Our knowledge regarding circulating EVs has increased exponentially in the last decade, and we know they can modify cellular functions due to the action of molecules they contain [50]. EVs participate in the destabilization of the endothelial barrier in inflammatory diseases such as sepsis or cancer [23]. This is related to a key pathophysiological characteristic of anaphylactic reactions, such as the increase in vascular permeability, which give rise to breakdown of the endothelial monolayer [51]. Our data show how ECs uptake AnEVs that are preferentially located in the perinuclear area. These results are consistent with previous publications [52], supporting a potential role in altering intracellular trafficking or even gene expression of the recipient cell, in this case the endothelial niche. In addition, AnEVs induce a greater leakage than BEVs by measuring the resistance values of the endothelial monolayer through an EndOhm device. However, further research needs to be conducted in order to clarify EVs role in endothelial damage and the differential effect of AnEVs.

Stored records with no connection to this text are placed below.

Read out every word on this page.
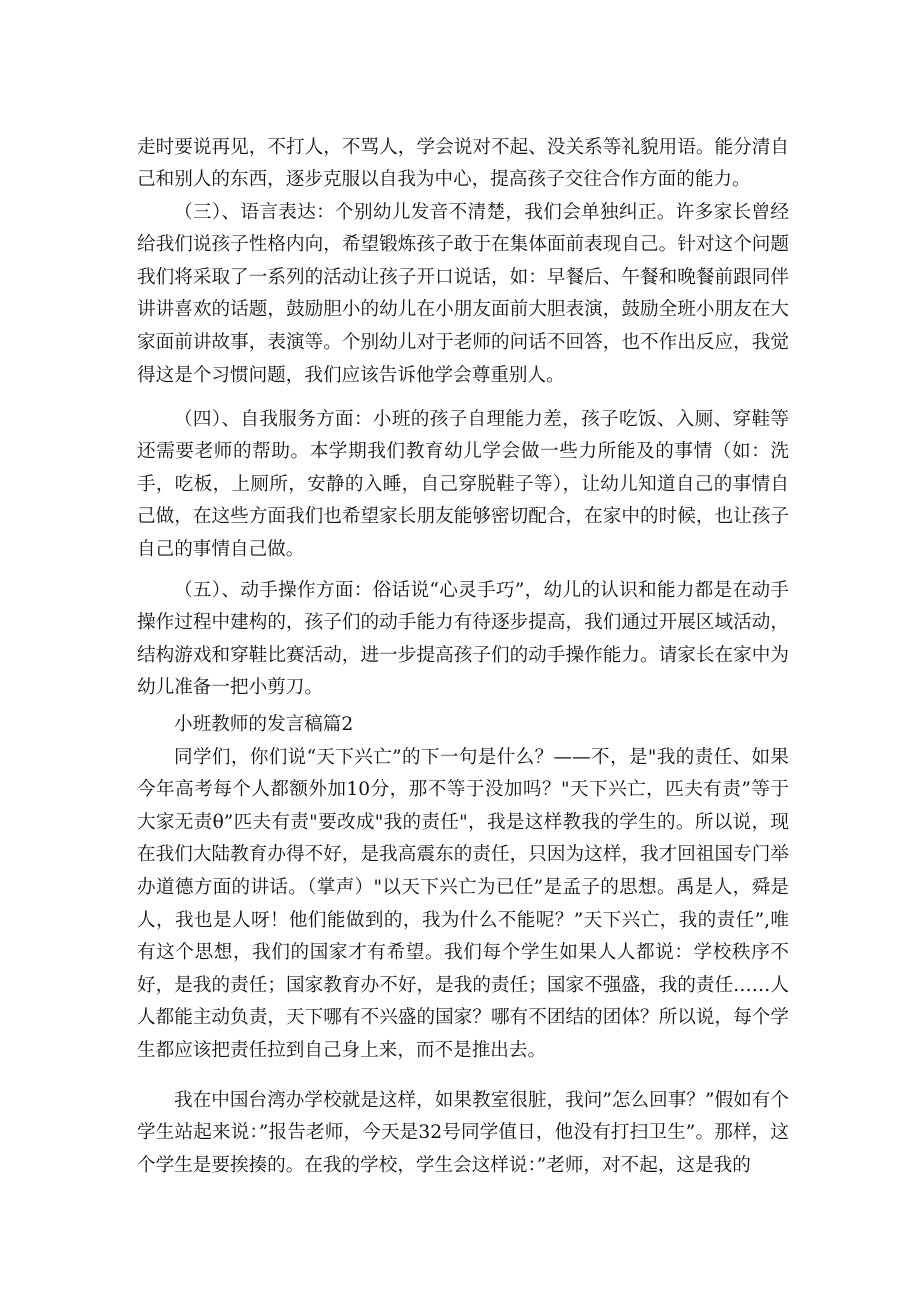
走时要说再见，不打人，不骂人，学会说对不起、没关系等礼貌用语。能分清自己和别人的东西，逐步克服以自我为中心，提高孩子交往合作方面的能力。

（三）、语言表达：个别幼儿发音不清楚，我们会单独纠正。许多家长曾经给我们说孩子性格内向，希望锻炼孩子敢于在集体面前表现自己。针对这个问题我们将采取了一系列的活动让孩子开口说话，如：早餐后、午餐和晚餐前跟同伴讲讲喜欢的话题，鼓励胆小的幼儿在小朋友面前大胆表演，鼓励全班小朋友在大家面前讲故事，表演等。个别幼儿对于老师的问话不回答，也不作出反应，我觉得这是个习惯问题，我们应该告诉他学会尊重别人。

（四）、自我服务方面：小班的孩子自理能力差，孩子吃饭、入厕、穿鞋等还需要老师的帮助。本学期我们教育幼儿学会做一些力所能及的事情（如：洗手，吃板，上厕所，安静的入睡，自己穿脱鞋子等），让幼儿知道自己的事情自己做，在这些方面我们也希望家长朋友能够密切配合，在家中的时候，也让孩子自己的事情自己做。

（五）、动手操作方面：俗话说“心灵手巧”，幼儿的认识和能力都是在动手操作过程中建构的，孩子们的动手能力有待逐步提高，我们通过开展区域活动，结构游戏和穿鞋比赛活动，进一步提高孩子们的动手操作能力。请家长在家中为幼儿准备一把小剪刀。

小班教师的发言稿篇2

同学们，你们说“天下兴亡”的下一句是什么？——不，是"我的责任、如果今年高考每个人都额外加10分，那不等于没加吗？"天下兴亡，匹夫有责”等于大家无责θ”匹夫有责"要改成"我的责任"，我是这样教我的学生的。所以说，现在我们大陆教育办得不好，是我高震东的责任，只因为这样，我才回祖国专门举办道德方面的讲话。（掌声）"以天下兴亡为已任”是孟子的思想。禹是人，舜是人，我也是人呀！他们能做到的，我为什么不能呢？”天下兴亡，我的责任”,唯有这个思想，我们的国家才有希望。我们每个学生如果人人都说：学校秩序不好，是我的责任；国家教育办不好，是我的责任；国家不强盛，我的责任……人人都能主动负责，天下哪有不兴盛的国家？哪有不团结的团体？所以说，每个学生都应该把责任拉到自己身上来，而不是推出去。

我在中国台湾办学校就是这样，如果教室很脏，我问”怎么回事？”假如有个学生站起来说：”报告老师，今天是32号同学值日，他没有打扫卫生”。那样，这个学生是要挨揍的。在我的学校，学生会这样说：”老师，对不起，这是我的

We show here a challenging study of samples from human anaphylactic patients classified by allergology’s experts in the field. The EVs usage as disease biomarker is a matter of intense research [23] that could improve our knowledge and management of anaphylaxis. We have identified for the first time an anaphylactic EVs signature, and we performed pilot studies on the validity of some of these proteins as potential biomarkers. Nevertheless, based on the results of our work, analysis of EV-associated proteins in larger patient cohorts is well-warranted. Even more, our study supports a functional role for the AnEV signature in key processes related with the disease onset and progression. The functional involvement of EVs in activation of neutrophils and endothelial cells needs further clarification, but our results suggest a relevant underlying mechanism connecting these cell types with the bases of the anaphylactic reactions. Even considering our findings exploratory in nature, their potential diagnostic and prognostic value might be crucial for new therapeutic directions and the proteomic profiling of these plasma derived AnEV is a great resource for the allergy community.